Mais poesia chegando na Kuruma’tá, no inbox mágico da Kuruma’tá. Hoje é o professor e escritor Gabriel Cortilho que nos brinda com esses quatro poemas incríveis, que aqui estou a ler e reler
Ao mesmo tempo, há beleza nessas cidades
cinzas: corpos se encontram, buscam superar
os erros; apesar dos pesares, do Capital, das
classes, a desigual distribuição da riqueza,
espasmos de alegria e amor se aglutinam,
& fazem-nos esquecer a tragédia o mundo.
Seja bem-vindo, Gabriel, aos domínios poéticos da Kuruma’tá. Seja sempre muito bem-vindo às nossas portas abertas!
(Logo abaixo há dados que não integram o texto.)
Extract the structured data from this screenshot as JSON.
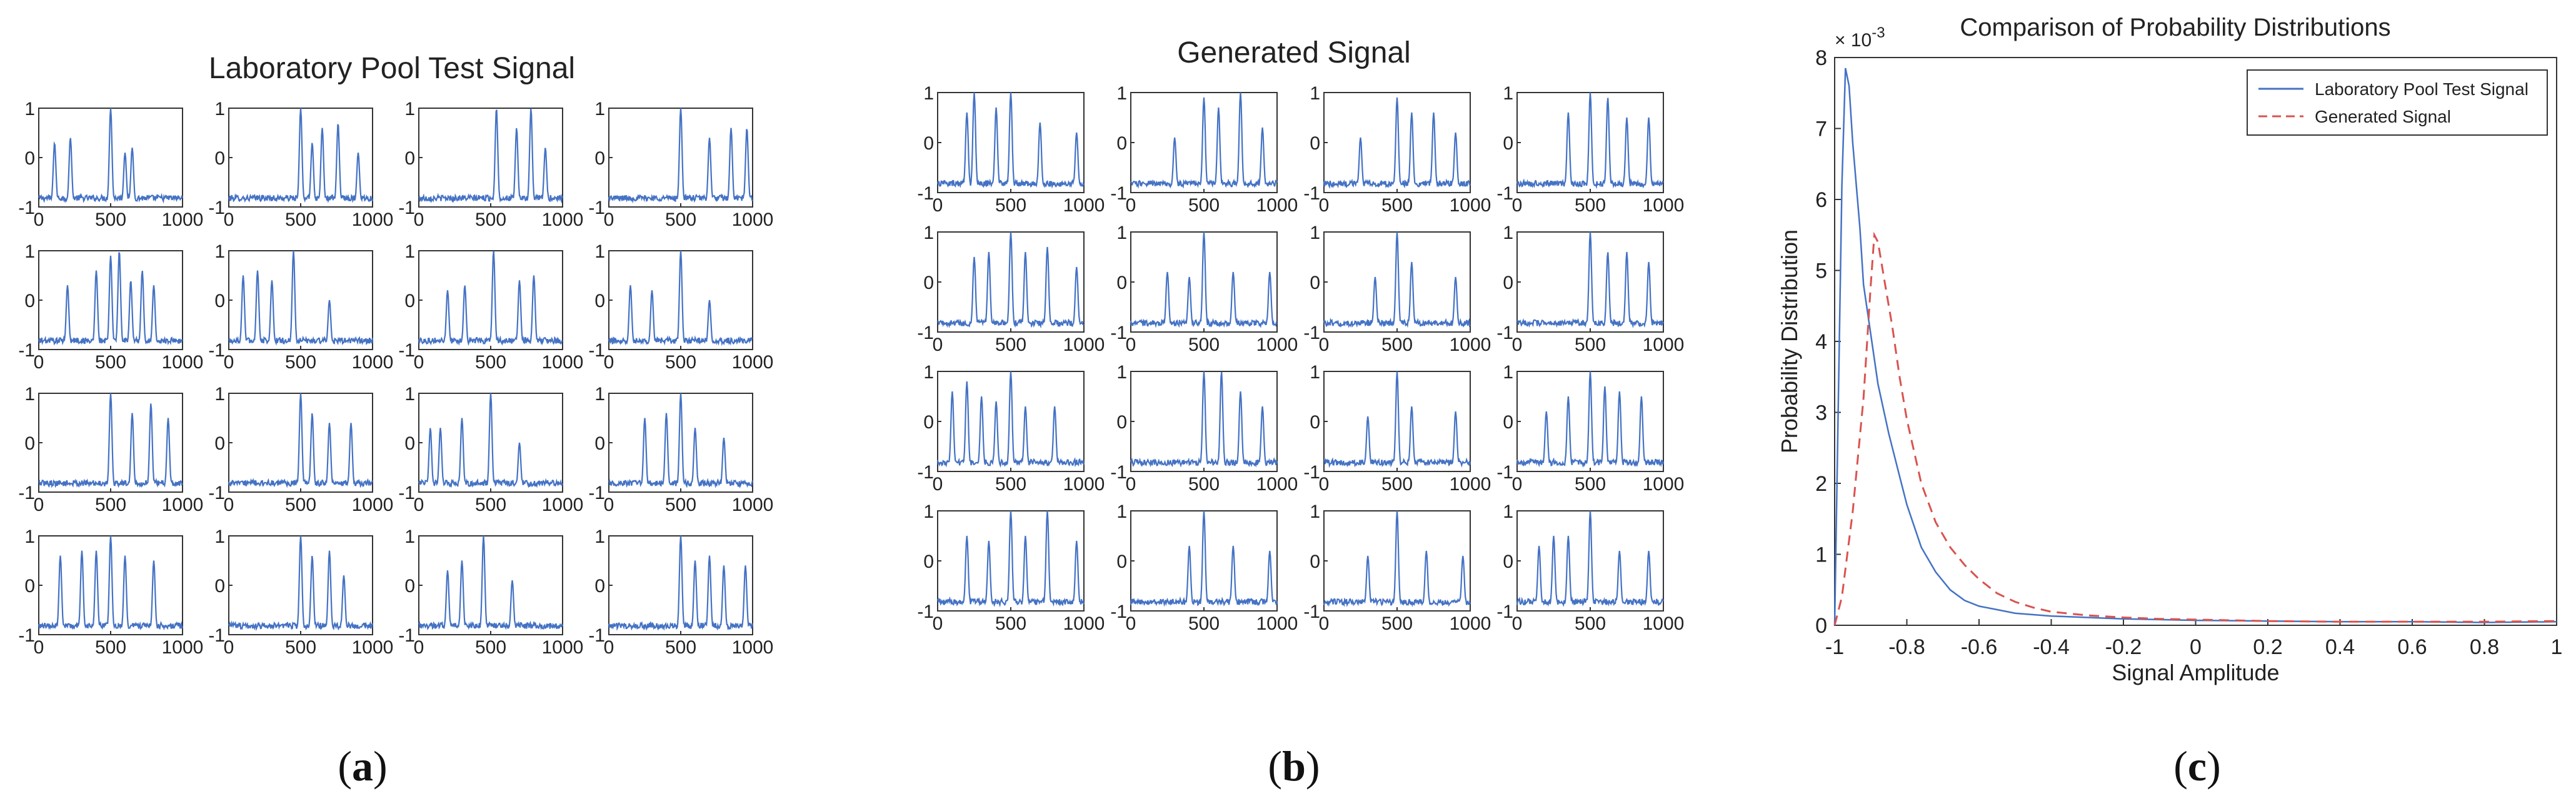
{
  "panels": {
    "a": {
      "title": "Laboratory Pool Test Signal",
      "caption_open": "(",
      "caption_letter": "a",
      "caption_close": ")"
    },
    "b": {
      "title": "Generated Signal",
      "caption_open": "(",
      "caption_letter": "b",
      "caption_close": ")"
    },
    "c": {
      "title": "Comparison of Probability Distributions",
      "caption_open": "(",
      "caption_letter": "c",
      "caption_close": ")"
    }
  },
  "colors": {
    "signal": "#4472c4",
    "generated": "#d9534f",
    "axis": "#333333"
  },
  "chart_data": [
    {
      "panel": "a",
      "type": "line",
      "title": "Laboratory Pool Test Signal",
      "grid_rows": 4,
      "grid_cols": 4,
      "xlim": [
        0,
        1000
      ],
      "ylim": [
        -1,
        1
      ],
      "x_ticks": [
        "0",
        "500",
        "1000"
      ],
      "y_ticks": [
        "1",
        "0",
        "-1"
      ],
      "subplots": [
        {
          "peaks": [
            [
              110,
              0.3
            ],
            [
              220,
              0.4
            ],
            [
              500,
              1.0
            ],
            [
              600,
              0.1
            ],
            [
              650,
              0.2
            ]
          ]
        },
        {
          "peaks": [
            [
              500,
              1.0
            ],
            [
              580,
              0.3
            ],
            [
              650,
              0.6
            ],
            [
              760,
              0.7
            ],
            [
              900,
              0.1
            ]
          ]
        },
        {
          "peaks": [
            [
              540,
              1.0
            ],
            [
              680,
              0.6
            ],
            [
              780,
              1.0
            ],
            [
              880,
              0.2
            ]
          ]
        },
        {
          "peaks": [
            [
              500,
              1.0
            ],
            [
              700,
              0.4
            ],
            [
              850,
              0.6
            ],
            [
              960,
              0.6
            ]
          ]
        },
        {
          "peaks": [
            [
              200,
              0.3
            ],
            [
              400,
              0.6
            ],
            [
              500,
              0.9
            ],
            [
              560,
              1.0
            ],
            [
              640,
              0.4
            ],
            [
              720,
              0.6
            ],
            [
              800,
              0.3
            ]
          ]
        },
        {
          "peaks": [
            [
              100,
              0.5
            ],
            [
              200,
              0.6
            ],
            [
              300,
              0.4
            ],
            [
              450,
              1.0
            ],
            [
              700,
              0.0
            ]
          ]
        },
        {
          "peaks": [
            [
              200,
              0.2
            ],
            [
              320,
              0.3
            ],
            [
              520,
              1.0
            ],
            [
              700,
              0.4
            ],
            [
              800,
              0.5
            ]
          ]
        },
        {
          "peaks": [
            [
              150,
              0.3
            ],
            [
              300,
              0.2
            ],
            [
              500,
              1.0
            ],
            [
              700,
              0.0
            ]
          ]
        },
        {
          "peaks": [
            [
              500,
              1.0
            ],
            [
              650,
              0.6
            ],
            [
              780,
              0.8
            ],
            [
              900,
              0.5
            ]
          ]
        },
        {
          "peaks": [
            [
              500,
              1.0
            ],
            [
              580,
              0.6
            ],
            [
              700,
              0.4
            ],
            [
              850,
              0.4
            ]
          ]
        },
        {
          "peaks": [
            [
              80,
              0.3
            ],
            [
              150,
              0.3
            ],
            [
              300,
              0.5
            ],
            [
              500,
              1.0
            ],
            [
              700,
              0.0
            ]
          ]
        },
        {
          "peaks": [
            [
              250,
              0.5
            ],
            [
              400,
              0.6
            ],
            [
              500,
              1.0
            ],
            [
              600,
              0.3
            ],
            [
              800,
              0.1
            ]
          ]
        },
        {
          "peaks": [
            [
              150,
              0.6
            ],
            [
              300,
              0.7
            ],
            [
              400,
              0.7
            ],
            [
              500,
              1.0
            ],
            [
              600,
              0.6
            ],
            [
              800,
              0.5
            ]
          ]
        },
        {
          "peaks": [
            [
              500,
              1.0
            ],
            [
              580,
              0.6
            ],
            [
              700,
              0.7
            ],
            [
              800,
              0.2
            ]
          ]
        },
        {
          "peaks": [
            [
              200,
              0.3
            ],
            [
              300,
              0.5
            ],
            [
              450,
              1.0
            ],
            [
              650,
              0.1
            ]
          ]
        },
        {
          "peaks": [
            [
              500,
              1.0
            ],
            [
              600,
              0.5
            ],
            [
              700,
              0.6
            ],
            [
              800,
              0.4
            ],
            [
              950,
              0.4
            ]
          ]
        }
      ]
    },
    {
      "panel": "b",
      "type": "line",
      "title": "Generated Signal",
      "grid_rows": 4,
      "grid_cols": 4,
      "xlim": [
        0,
        1000
      ],
      "ylim": [
        -1,
        1
      ],
      "x_ticks": [
        "0",
        "500",
        "1000"
      ],
      "y_ticks": [
        "1",
        "0",
        "-1"
      ],
      "subplots": [
        {
          "peaks": [
            [
              200,
              0.6
            ],
            [
              250,
              1.0
            ],
            [
              400,
              0.7
            ],
            [
              500,
              1.0
            ],
            [
              700,
              0.4
            ],
            [
              950,
              0.2
            ]
          ]
        },
        {
          "peaks": [
            [
              300,
              0.1
            ],
            [
              500,
              0.9
            ],
            [
              600,
              0.7
            ],
            [
              750,
              1.0
            ],
            [
              900,
              0.3
            ]
          ]
        },
        {
          "peaks": [
            [
              250,
              0.1
            ],
            [
              500,
              0.9
            ],
            [
              600,
              0.6
            ],
            [
              750,
              0.6
            ],
            [
              900,
              0.2
            ]
          ]
        },
        {
          "peaks": [
            [
              350,
              0.6
            ],
            [
              500,
              1.0
            ],
            [
              620,
              0.9
            ],
            [
              750,
              0.5
            ],
            [
              900,
              0.5
            ]
          ]
        },
        {
          "peaks": [
            [
              250,
              0.5
            ],
            [
              350,
              0.6
            ],
            [
              500,
              1.0
            ],
            [
              600,
              0.6
            ],
            [
              750,
              0.7
            ],
            [
              950,
              0.3
            ]
          ]
        },
        {
          "peaks": [
            [
              250,
              0.2
            ],
            [
              400,
              0.1
            ],
            [
              500,
              1.0
            ],
            [
              700,
              0.2
            ],
            [
              950,
              0.2
            ]
          ]
        },
        {
          "peaks": [
            [
              350,
              0.1
            ],
            [
              500,
              1.0
            ],
            [
              600,
              0.4
            ],
            [
              900,
              0.1
            ]
          ]
        },
        {
          "peaks": [
            [
              500,
              1.0
            ],
            [
              620,
              0.6
            ],
            [
              750,
              0.6
            ],
            [
              900,
              0.4
            ]
          ]
        },
        {
          "peaks": [
            [
              100,
              0.6
            ],
            [
              200,
              0.8
            ],
            [
              300,
              0.5
            ],
            [
              400,
              0.4
            ],
            [
              500,
              1.0
            ],
            [
              600,
              0.3
            ],
            [
              800,
              0.3
            ]
          ]
        },
        {
          "peaks": [
            [
              500,
              1.0
            ],
            [
              620,
              1.0
            ],
            [
              750,
              0.6
            ],
            [
              900,
              0.3
            ]
          ]
        },
        {
          "peaks": [
            [
              300,
              0.1
            ],
            [
              500,
              1.0
            ],
            [
              600,
              0.3
            ],
            [
              900,
              0.2
            ]
          ]
        },
        {
          "peaks": [
            [
              200,
              0.2
            ],
            [
              350,
              0.5
            ],
            [
              500,
              1.0
            ],
            [
              600,
              0.7
            ],
            [
              700,
              0.6
            ],
            [
              850,
              0.5
            ]
          ]
        },
        {
          "peaks": [
            [
              200,
              0.5
            ],
            [
              350,
              0.4
            ],
            [
              500,
              1.0
            ],
            [
              600,
              0.5
            ],
            [
              750,
              1.0
            ],
            [
              950,
              0.4
            ]
          ]
        },
        {
          "peaks": [
            [
              400,
              0.3
            ],
            [
              500,
              1.0
            ],
            [
              700,
              0.3
            ],
            [
              950,
              0.2
            ]
          ]
        },
        {
          "peaks": [
            [
              300,
              0.1
            ],
            [
              500,
              1.0
            ],
            [
              700,
              0.2
            ],
            [
              950,
              0.1
            ]
          ]
        },
        {
          "peaks": [
            [
              150,
              0.3
            ],
            [
              250,
              0.5
            ],
            [
              350,
              0.5
            ],
            [
              500,
              1.0
            ],
            [
              700,
              0.2
            ],
            [
              900,
              0.2
            ]
          ]
        }
      ]
    },
    {
      "panel": "c",
      "type": "line",
      "title": "Comparison of Probability Distributions",
      "xlabel": "Signal Amplitude",
      "ylabel": "Probability Distribution",
      "y_multiplier": "× 10",
      "y_exponent": "-3",
      "xlim": [
        -1,
        1
      ],
      "ylim": [
        0,
        8
      ],
      "x_ticks": [
        "-1",
        "-0.8",
        "-0.6",
        "-0.4",
        "-0.2",
        "0",
        "0.2",
        "0.4",
        "0.6",
        "0.8",
        "1"
      ],
      "y_ticks": [
        "0",
        "1",
        "2",
        "3",
        "4",
        "5",
        "6",
        "7",
        "8"
      ],
      "legend_position": "top-right",
      "series": [
        {
          "name": "Laboratory Pool Test Signal",
          "style": "solid",
          "x": [
            -1.0,
            -0.98,
            -0.97,
            -0.96,
            -0.95,
            -0.93,
            -0.92,
            -0.9,
            -0.88,
            -0.85,
            -0.82,
            -0.8,
            -0.76,
            -0.72,
            -0.68,
            -0.64,
            -0.6,
            -0.55,
            -0.5,
            -0.45,
            -0.4,
            -0.3,
            -0.2,
            -0.1,
            0.0,
            0.2,
            0.4,
            0.6,
            0.8,
            1.0
          ],
          "y": [
            0.0,
            6.2,
            7.85,
            7.6,
            6.8,
            5.6,
            4.8,
            4.1,
            3.4,
            2.7,
            2.1,
            1.7,
            1.1,
            0.75,
            0.5,
            0.35,
            0.27,
            0.22,
            0.17,
            0.15,
            0.13,
            0.11,
            0.09,
            0.08,
            0.07,
            0.06,
            0.05,
            0.05,
            0.04,
            0.05
          ]
        },
        {
          "name": "Generated Signal",
          "style": "dashed",
          "x": [
            -1.0,
            -0.98,
            -0.95,
            -0.92,
            -0.9,
            -0.89,
            -0.88,
            -0.86,
            -0.84,
            -0.82,
            -0.8,
            -0.76,
            -0.72,
            -0.68,
            -0.64,
            -0.6,
            -0.55,
            -0.5,
            -0.45,
            -0.4,
            -0.3,
            -0.2,
            -0.1,
            0.0,
            0.2,
            0.4,
            0.6,
            0.8,
            1.0
          ],
          "y": [
            0.0,
            0.4,
            1.6,
            3.2,
            4.8,
            5.5,
            5.4,
            4.8,
            4.2,
            3.5,
            2.9,
            2.0,
            1.45,
            1.1,
            0.85,
            0.65,
            0.45,
            0.33,
            0.25,
            0.19,
            0.14,
            0.11,
            0.09,
            0.08,
            0.06,
            0.05,
            0.05,
            0.05,
            0.06
          ]
        }
      ]
    }
  ]
}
Fiquemos agora com o que interessa, a poesia de Gabriel Cortilho.
ANGÚSTIA
Passados os anos,
que transcorrem
ou assombram
aprende-se, por conta própria,
porque nascem as olheiras
nos olhos das meninas
porque uma pessoa começa
a conversar com psiquiatras
que petrificam suas emoções
tomará esta pílula, criatura do desvio;
alma sobrecarregada, eis tua olheira.
apreende-se o mundo
nomeiam-se as coisas
deixa-se a inquietação
diagnósticos cravados na pele
qual bois que fogem do pasto
Quando a morte
procura a vida,
recolho-me
nas ruínas da poesia
abraço Ana Cristina César
— a angústia é fala entupida
BENEDITA
Benedita colhia morangos silvestres
contava do filme de 1957, da árvore
genealógica ressuscitava os mortos,
a família, como se não fôssemos ser
um deles algum dia: causa perdida
também os netos as mães os cães
tornaram-se órfãos, com suas avós
mortas qual os morangos silvestres
perto da fúria terrena das formigas;
vivas – no sopro etéreo da memória
EXISTÊNCIA
Eu te digo o que a liberdade
significa para mim: não ter medo.
Nina Simone
Haveria outra oportunidade solar, Existência
de construir o sorriso nas ruínas da tristeza?
Não às mãos trêmulas do poema, mas todas,
às incontáveis mãos sem teto, sem um afeto.
Nem o Sol ou o espírito, mas o unir das mãos,
esquecer os nefelibatas, construir-se na ação.
Dias em que o Sol me faz renascer tranquila
ou fico entorpecido nas sombras do passado.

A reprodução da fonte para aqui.